Menurut Dr. Leopold Oscar Nelwan, Dosen Departemen Teknik Mesin dan Biosistem IPB University, E10 memang menjanjikan, tetapi tanpa kesiapan matang bisa menimbulkan masalah baru.

Ilustrasi Toyota Avanza mengisi BBM jenis Bioetanol (Suara x Gemini) PerbesarIlustrasi Toyota Avanza mengisi BBM jenis Bioetanol (Suara x Gemini)

“E10 membuka peluang besar untuk memperluas pemakaian energi terbarukan, tapi ada aspek teknis yang perlu benar-benar diperhatikan agar tidak menimbulkan masalah di lapangan,” ujarnya.

Salah satu sorotan utamanya adalah kualitas etanol. Zat ini bersifat higroskopis—mudah menyerap air—yang bisa menyebabkan korosi pada sistem bahan bakar bila kadar air melewati ambang batas.

“Pada produk E5 yang sudah beredar, kadar air dijaga di bawah 0,15 persen. Standar seperti ini perlu diperketat lagi untuk E10,” jelasnya.

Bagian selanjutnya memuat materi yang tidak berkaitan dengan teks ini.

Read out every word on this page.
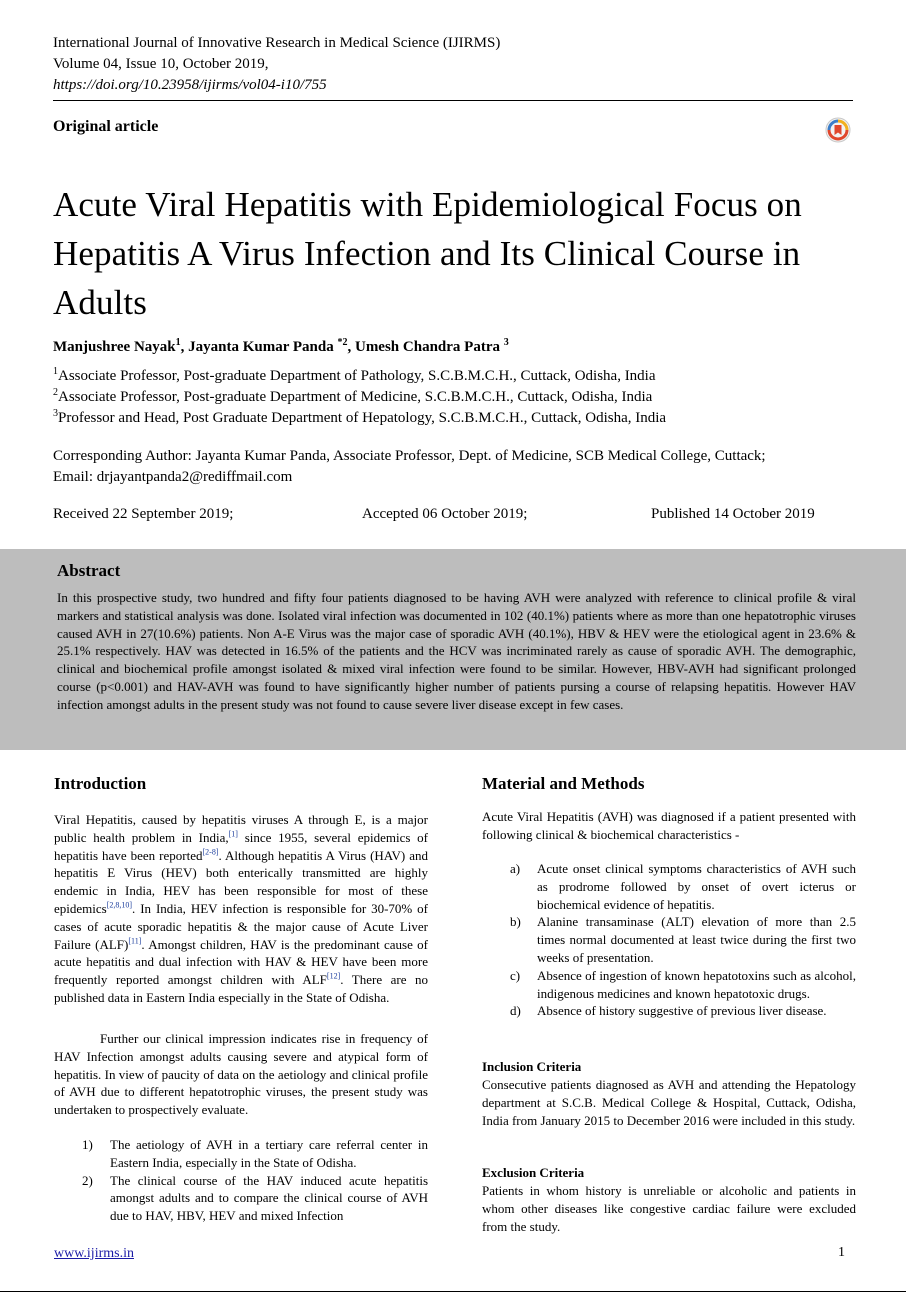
International Journal of Innovative Research in Medical Science (IJIRMS)
Volume 04, Issue 10, October 2019,
https://doi.org/10.23958/ijirms/vol04-i10/755
Original article
Acute Viral Hepatitis with Epidemiological Focus on Hepatitis A Virus Infection and Its Clinical Course in Adults
Manjushree Nayak$^1$, Jayanta Kumar Panda $^{*2}$, Umesh Chandra Patra $^3$
$^1$Associate Professor, Post-graduate Department of Pathology, S.C.B.M.C.H., Cuttack, Odisha, India
$^2$Associate Professor, Post-graduate Department of Medicine, S.C.B.M.C.H., Cuttack, Odisha, India
$^3$Professor and Head, Post Graduate Department of Hepatology, S.C.B.M.C.H., Cuttack, Odisha, India
Corresponding Author: Jayanta Kumar Panda, Associate Professor, Dept. of Medicine, SCB Medical College, Cuttack;
Email: drjayantpanda2@rediffmail.com
Received 22 September 2019;	Accepted 06 October 2019;	Published 14 October 2019
Abstract
In this prospective study, two hundred and fifty four patients diagnosed to be having AVH were analyzed with reference to clinical profile & viral markers and statistical analysis was done. Isolated viral infection was documented in 102 (40.1%) patients where as more than one hepatotrophic viruses caused AVH in 27(10.6%) patients. Non A-E Virus was the major case of sporadic AVH (40.1%), HBV & HEV were the etiological agent in 23.6% & 25.1% respectively. HAV was detected in 16.5% of the patients and the HCV was incriminated rarely as cause of sporadic AVH. The demographic, clinical and biochemical profile amongst isolated & mixed viral infection were found to be similar. However, HBV-AVH had significant prolonged course (p<0.001) and HAV-AVH was found to have significantly higher number of patients pursing a course of relapsing hepatitis. However HAV infection amongst adults in the present study was not found to cause severe liver disease except in few cases.
Introduction
Viral Hepatitis, caused by hepatitis viruses A through E, is a major public health problem in India,[1] since 1955, several epidemics of hepatitis have been reported[2-8]. Although hepatitis A Virus (HAV) and hepatitis E Virus (HEV) both enterically transmitted are highly endemic in India, HEV has been responsible for most of these epidemics[2,8,10]. In India, HEV infection is responsible for 30-70% of cases of acute sporadic hepatitis & the major cause of Acute Liver Failure (ALF)[11]. Amongst children, HAV is the predominant cause of acute hepatitis and dual infection with HAV & HEV have been more frequently reported amongst children with ALF[12]. There are no published data in Eastern India especially in the State of Odisha.
Further our clinical impression indicates rise in frequency of HAV Infection amongst adults causing severe and atypical form of hepatitis. In view of paucity of data on the aetiology and clinical profile of AVH due to different hepatotrophic viruses, the present study was undertaken to prospectively evaluate.
1) The aetiology of AVH in a tertiary care referral center in Eastern India, especially in the State of Odisha.
2) The clinical course of the HAV induced acute hepatitis amongst adults and to compare the clinical course of AVH due to HAV, HBV, HEV and mixed Infection
Material and Methods
Acute Viral Hepatitis (AVH) was diagnosed if a patient presented with following clinical & biochemical characteristics -
a) Acute onset clinical symptoms characteristics of AVH such as prodrome followed by onset of overt icterus or biochemical evidence of hepatitis.
b) Alanine transaminase (ALT) elevation of more than 2.5 times normal documented at least twice during the first two weeks of presentation.
c) Absence of ingestion of known hepatotoxins such as alcohol, indigenous medicines and known hepatotoxic drugs.
d) Absence of history suggestive of previous liver disease.
Inclusion Criteria
Consecutive patients diagnosed as AVH and attending the Hepatology department at S.C.B. Medical College & Hospital, Cuttack, Odisha, India from January 2015 to December 2016 were included in this study.
Exclusion Criteria
Patients in whom history is unreliable or alcoholic and patients in whom other diseases like congestive cardiac failure were excluded from the study.
www.ijirms.in	1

Leopold juga menyinggung dimensi ekonomi dan pangan. Di satu sisi, produksi bioetanol bisa membuka lapangan kerja dan memperkuat kemandirian energi nasional. Namun di sisi lain, bahan baku utama bioetanol masih berasal dari tanaman penghasil gula dan pati yang juga menjadi kebutuhan pangan.

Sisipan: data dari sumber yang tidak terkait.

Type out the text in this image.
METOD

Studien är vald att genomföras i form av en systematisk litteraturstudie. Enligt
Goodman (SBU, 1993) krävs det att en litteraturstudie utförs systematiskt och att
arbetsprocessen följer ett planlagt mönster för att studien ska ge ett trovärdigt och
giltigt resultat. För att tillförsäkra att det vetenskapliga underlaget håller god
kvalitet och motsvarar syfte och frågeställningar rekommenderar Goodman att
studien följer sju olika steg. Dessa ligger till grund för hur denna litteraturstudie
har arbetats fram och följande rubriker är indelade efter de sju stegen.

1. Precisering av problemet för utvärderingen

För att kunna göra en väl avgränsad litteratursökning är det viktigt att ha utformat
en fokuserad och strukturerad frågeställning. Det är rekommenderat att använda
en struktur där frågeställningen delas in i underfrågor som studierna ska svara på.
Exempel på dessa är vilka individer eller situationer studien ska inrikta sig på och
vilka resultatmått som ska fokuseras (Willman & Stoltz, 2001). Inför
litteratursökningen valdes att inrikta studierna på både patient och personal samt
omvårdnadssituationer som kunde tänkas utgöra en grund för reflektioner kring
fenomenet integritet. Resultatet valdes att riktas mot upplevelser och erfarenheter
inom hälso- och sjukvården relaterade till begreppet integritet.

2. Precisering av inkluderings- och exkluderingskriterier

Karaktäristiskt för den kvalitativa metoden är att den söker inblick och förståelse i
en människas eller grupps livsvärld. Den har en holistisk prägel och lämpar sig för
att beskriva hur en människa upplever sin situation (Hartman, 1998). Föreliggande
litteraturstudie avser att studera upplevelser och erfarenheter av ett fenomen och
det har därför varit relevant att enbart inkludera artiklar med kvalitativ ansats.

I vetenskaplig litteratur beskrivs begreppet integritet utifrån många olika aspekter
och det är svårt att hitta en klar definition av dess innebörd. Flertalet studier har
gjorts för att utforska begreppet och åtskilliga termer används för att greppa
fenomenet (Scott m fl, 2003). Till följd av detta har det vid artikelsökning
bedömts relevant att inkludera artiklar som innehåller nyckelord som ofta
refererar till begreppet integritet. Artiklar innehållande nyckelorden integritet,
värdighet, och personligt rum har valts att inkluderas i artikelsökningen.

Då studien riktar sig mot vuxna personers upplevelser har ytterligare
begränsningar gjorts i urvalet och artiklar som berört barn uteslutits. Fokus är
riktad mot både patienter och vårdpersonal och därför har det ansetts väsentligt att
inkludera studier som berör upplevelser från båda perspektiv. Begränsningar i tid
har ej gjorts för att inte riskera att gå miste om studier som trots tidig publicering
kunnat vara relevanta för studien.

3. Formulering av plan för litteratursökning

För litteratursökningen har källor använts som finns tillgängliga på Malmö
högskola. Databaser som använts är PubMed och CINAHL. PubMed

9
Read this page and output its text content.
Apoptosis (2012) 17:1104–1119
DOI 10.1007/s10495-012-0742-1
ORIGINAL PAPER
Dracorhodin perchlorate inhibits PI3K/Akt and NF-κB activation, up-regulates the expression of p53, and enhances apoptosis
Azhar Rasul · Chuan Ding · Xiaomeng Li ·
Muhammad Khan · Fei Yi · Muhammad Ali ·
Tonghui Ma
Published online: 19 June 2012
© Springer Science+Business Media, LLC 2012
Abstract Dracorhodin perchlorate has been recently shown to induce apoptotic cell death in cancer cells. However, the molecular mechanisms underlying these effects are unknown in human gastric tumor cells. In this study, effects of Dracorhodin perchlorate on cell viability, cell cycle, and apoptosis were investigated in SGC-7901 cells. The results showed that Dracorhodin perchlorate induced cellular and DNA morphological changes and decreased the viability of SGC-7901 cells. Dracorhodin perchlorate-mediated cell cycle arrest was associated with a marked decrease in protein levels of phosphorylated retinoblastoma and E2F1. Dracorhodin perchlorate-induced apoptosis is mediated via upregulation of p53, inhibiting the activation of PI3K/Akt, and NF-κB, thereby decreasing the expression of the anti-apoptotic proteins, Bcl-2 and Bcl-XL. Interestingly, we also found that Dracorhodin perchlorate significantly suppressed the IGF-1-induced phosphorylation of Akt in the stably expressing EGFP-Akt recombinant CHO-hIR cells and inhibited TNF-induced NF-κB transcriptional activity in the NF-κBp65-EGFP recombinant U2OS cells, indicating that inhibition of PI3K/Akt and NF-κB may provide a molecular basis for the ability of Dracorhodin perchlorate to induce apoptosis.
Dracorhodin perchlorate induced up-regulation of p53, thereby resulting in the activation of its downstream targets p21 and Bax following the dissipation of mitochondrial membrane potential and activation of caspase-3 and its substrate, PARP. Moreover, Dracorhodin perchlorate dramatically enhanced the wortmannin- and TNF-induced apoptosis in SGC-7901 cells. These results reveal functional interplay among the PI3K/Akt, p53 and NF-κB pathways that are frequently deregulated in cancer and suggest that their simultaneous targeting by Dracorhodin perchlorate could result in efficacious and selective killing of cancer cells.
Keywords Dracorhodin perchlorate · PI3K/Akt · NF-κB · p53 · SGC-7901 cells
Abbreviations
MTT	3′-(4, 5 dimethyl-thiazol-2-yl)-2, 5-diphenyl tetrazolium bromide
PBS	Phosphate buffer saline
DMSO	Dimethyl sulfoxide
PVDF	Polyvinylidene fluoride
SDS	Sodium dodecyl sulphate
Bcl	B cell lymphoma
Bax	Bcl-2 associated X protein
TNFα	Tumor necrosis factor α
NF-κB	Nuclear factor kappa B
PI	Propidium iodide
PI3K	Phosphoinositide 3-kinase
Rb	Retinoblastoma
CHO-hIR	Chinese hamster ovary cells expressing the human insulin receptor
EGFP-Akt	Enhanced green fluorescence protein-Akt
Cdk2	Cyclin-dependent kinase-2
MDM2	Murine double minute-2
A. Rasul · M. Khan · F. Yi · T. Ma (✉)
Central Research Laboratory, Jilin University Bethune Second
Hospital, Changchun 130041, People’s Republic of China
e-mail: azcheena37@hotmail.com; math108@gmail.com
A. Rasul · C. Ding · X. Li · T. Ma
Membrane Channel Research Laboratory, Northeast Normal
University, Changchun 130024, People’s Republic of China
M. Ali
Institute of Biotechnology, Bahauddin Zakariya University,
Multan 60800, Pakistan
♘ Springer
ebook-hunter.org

“Karena itu, pengembangan sebaiknya diarahkan ke biomassa generasi kedua seperti limbah tanaman agar tidak mengganggu sektor pangan,” tegasnya.

Kebijakan E10 memang tampak sebagai langkah hijau, tapi juga menjadi ujian bagi arah transisi energi Indonesia apakah benar berpihak pada keberlanjutan, atau hanya sekadar pergantian bahan bakar tanpa perubahan sistemik?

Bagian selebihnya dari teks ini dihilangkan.